First, it's about recognising our own brokenness – this is the first step into the desert, and we named it first up, very forcefully, in the liturgy of Ash Wednesday – we reminded ourselves that we are sinful, and we called to mind the ways we distort God's creation – both our individual sinfulness and the structural sinfulness of the society we live in – the sinfulness that creates human misery and that causes God to grieve.
That's the first movement into the desert, and it leaves us sitting in the ashes of our own failure.
And the second movement is this – recognising our own emptiness. In the desert one of the fist things you notice is the silence, and it's the same with our own Lenten desert journey. Cultivate silence for the next six weeks. Attend to the things of the spirit that so often get neglected in the general busyness of life. Reflect on the desert places of your life, and remember what you have learned there that will sustain you.

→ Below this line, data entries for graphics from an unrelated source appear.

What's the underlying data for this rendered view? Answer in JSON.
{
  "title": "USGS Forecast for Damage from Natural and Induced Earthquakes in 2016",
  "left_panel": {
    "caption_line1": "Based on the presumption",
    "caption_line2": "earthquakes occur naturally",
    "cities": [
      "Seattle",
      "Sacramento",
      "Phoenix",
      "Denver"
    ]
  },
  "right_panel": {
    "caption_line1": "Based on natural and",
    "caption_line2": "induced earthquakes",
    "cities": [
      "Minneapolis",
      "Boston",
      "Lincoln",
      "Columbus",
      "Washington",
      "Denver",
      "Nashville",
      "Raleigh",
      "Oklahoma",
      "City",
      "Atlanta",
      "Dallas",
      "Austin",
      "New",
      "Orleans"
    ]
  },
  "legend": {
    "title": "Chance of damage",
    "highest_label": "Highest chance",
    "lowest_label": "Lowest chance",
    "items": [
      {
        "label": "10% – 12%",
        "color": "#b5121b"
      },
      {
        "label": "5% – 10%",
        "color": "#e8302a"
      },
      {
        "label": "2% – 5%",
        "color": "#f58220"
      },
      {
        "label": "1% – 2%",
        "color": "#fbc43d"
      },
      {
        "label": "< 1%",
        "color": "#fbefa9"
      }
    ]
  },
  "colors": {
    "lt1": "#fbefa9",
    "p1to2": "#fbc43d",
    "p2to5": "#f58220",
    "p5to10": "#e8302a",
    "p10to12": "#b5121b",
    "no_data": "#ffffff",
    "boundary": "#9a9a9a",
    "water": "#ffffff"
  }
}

And the third movement? - is experiencing the gift of solitude. In the desert, apart from the animals and the blessedly silent angels, Jesus is utterly alone. And yet his whole life, and the purpose of his life, has meaning only within the context of his community and the history of God's people. As you move deeper into the quietness of your Lenten desert retreat, reflect on the quality of your relationships with the people you love and share your life with. Recognise the ways in which, even when you are alone, your very sense of who you are is built on the relationships you have with those around you. Recognise your radical dependence on your communion with human beings and with God. Give thanks, and recognise the sheer gift that is your life.
Acknowledge the truth about yourself. Empty yourself of baggage. Fast on solitude and silence. This Lent, adopt the spirituality of the desert, trusting in the One who made you and who sustains you in love, and be refreshed.